Ah, o título? Naqueles hospitais, é só assim que se consegue saúde. Espirrando.

segunda-feira, 1 de setembro de 2008

História não se apaga

Sempre me disseram que Brasília era uma cidade inóspita. Minha experiência desmentiu isto.

Recebi neste blog um comentário de um amigo que há muito não vejo. E que, com sua esposa e filhos, foram companheiros constantes em nossas andanças pela corte. Mais que isto: foi um valioso companheiro de trabalho, daqueles que são capazes de combinar tudo com um olhar.

Tínhamos uma turma, uma grande turma. E todo final de semana nos reuníamos para alguma coisa: churrasco, fondue, feijoada, seja lá p que fosse. O importante era a reunião. E a máxima: "perca o amigo, mas não perca a chance de sacanear".

Quando comecei este blog, era para me divertir. Para dar vazão àquelas conversas pelas quais ninguém tem interesse. Por isto, escrevo. Estes dias, entretanto, uma amiga despediu o blog. Sem aviso prévio. Disse que não me encontrava nos textos, e imagino que seja verdade. Eu raramente me exponho mais do que superficialmente. E ela, assim como esse meu amigo, tiveram acesso a muito mais que isto, por causa de algum castigo, imagino eu. Mas percebi que procuravam, pelos textos, diminuir a distância imposta pelo tempo. Não conseguirão, de fato.
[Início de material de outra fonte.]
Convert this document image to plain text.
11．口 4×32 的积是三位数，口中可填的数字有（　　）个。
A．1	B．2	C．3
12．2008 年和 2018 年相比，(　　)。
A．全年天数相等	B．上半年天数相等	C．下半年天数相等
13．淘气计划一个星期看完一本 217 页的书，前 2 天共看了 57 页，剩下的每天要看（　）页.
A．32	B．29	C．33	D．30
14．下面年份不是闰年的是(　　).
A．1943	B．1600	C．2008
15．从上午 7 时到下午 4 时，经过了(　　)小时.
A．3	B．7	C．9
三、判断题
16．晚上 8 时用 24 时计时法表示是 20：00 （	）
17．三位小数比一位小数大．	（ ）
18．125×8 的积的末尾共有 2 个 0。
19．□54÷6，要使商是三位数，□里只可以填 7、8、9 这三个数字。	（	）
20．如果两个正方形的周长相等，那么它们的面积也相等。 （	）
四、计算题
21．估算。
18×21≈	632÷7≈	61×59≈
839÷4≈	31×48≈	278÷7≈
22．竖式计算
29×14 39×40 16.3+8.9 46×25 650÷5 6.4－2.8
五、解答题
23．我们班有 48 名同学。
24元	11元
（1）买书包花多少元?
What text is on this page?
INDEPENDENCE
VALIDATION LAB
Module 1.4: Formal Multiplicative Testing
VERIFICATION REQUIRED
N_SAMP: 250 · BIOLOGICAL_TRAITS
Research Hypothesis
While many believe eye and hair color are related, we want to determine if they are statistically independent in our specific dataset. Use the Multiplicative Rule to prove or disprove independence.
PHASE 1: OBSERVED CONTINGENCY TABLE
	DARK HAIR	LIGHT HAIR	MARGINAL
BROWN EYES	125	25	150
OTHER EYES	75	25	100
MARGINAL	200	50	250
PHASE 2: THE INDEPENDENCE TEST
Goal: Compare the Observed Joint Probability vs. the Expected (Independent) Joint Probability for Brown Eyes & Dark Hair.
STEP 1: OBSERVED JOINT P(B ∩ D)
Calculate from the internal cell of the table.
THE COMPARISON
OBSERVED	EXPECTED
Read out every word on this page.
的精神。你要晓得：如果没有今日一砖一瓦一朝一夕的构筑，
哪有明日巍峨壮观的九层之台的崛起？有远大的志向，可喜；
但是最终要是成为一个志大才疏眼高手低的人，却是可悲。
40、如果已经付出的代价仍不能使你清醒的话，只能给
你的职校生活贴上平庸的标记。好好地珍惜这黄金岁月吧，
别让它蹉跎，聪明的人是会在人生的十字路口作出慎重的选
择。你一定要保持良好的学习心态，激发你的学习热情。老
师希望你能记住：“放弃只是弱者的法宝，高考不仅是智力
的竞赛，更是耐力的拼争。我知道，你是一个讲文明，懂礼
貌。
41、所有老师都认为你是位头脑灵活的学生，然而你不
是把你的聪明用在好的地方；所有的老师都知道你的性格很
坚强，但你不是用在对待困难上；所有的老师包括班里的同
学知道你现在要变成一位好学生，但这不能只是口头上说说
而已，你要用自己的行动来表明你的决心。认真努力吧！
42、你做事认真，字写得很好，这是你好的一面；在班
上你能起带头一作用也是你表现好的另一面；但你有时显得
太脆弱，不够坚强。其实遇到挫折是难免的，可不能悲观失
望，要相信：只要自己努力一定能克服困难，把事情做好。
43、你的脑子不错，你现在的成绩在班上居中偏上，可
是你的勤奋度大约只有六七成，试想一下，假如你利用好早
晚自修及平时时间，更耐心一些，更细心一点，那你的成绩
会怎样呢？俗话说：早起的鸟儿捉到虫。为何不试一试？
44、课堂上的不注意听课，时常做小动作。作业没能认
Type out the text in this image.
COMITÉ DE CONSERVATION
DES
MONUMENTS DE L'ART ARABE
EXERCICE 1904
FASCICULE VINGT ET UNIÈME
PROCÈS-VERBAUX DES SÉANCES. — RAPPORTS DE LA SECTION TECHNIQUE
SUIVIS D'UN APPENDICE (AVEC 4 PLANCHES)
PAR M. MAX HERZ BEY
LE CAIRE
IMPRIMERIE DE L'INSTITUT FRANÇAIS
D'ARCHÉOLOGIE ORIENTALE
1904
Mas pesou a consciência. Sempre tive, com esse tipo de amigos, conversas muito mais profundas que estes mal digitados textos trazem. E sempre me expondo com a paixão que caracteriza minhas ações. Para quem me conhece, serão somente burocráticos estes textos.

Minha amiga desistiu. Se eu quiser, disse ela, que telefone ou vá visitá-la. Meu amigo, entretanto, está com sua nova casa pelas estradas, um motorhome que o faz um nômade. Para ele, não haverá visitas tão cedo. Mas espero que sim.

Enfim, este espacinho para minha diversão ganha responsabilidade. Uma amiga, que conhece um pouco de meu dia-a-dia disse que sou muito transparente. E outra, que nem sempre sabe o que está acontecendo, me chama de esfinge, acho que pelos segredos que parecem se esconder nas palavras soltas no espaço.

Os dois amigos a que me referi no início trabalharam comigo. Diretamente. Convivemos durante anos, e compartilhamos muitos momentos. É natural que não "me achem" neste blog. Mas, se procuram, devem encontrar, Vou me esforçar.

Ah, e não divulgo meu blog por causa do caráter "sem compromisso" que quis dar a ele. Mas, como tudo nesta vida, acho que ele ganhou vida própria. Vamos embalá-lo, portanto.

Nossa história nunca se apagará. Mas vou ajudar, registrando aqui a minha versão dos fatos. Às vezes fantasiosa, no mais das vezes piegas, mas minha versão. Afinal, dizem que a verdade não é senão a versão aceita dos fatos.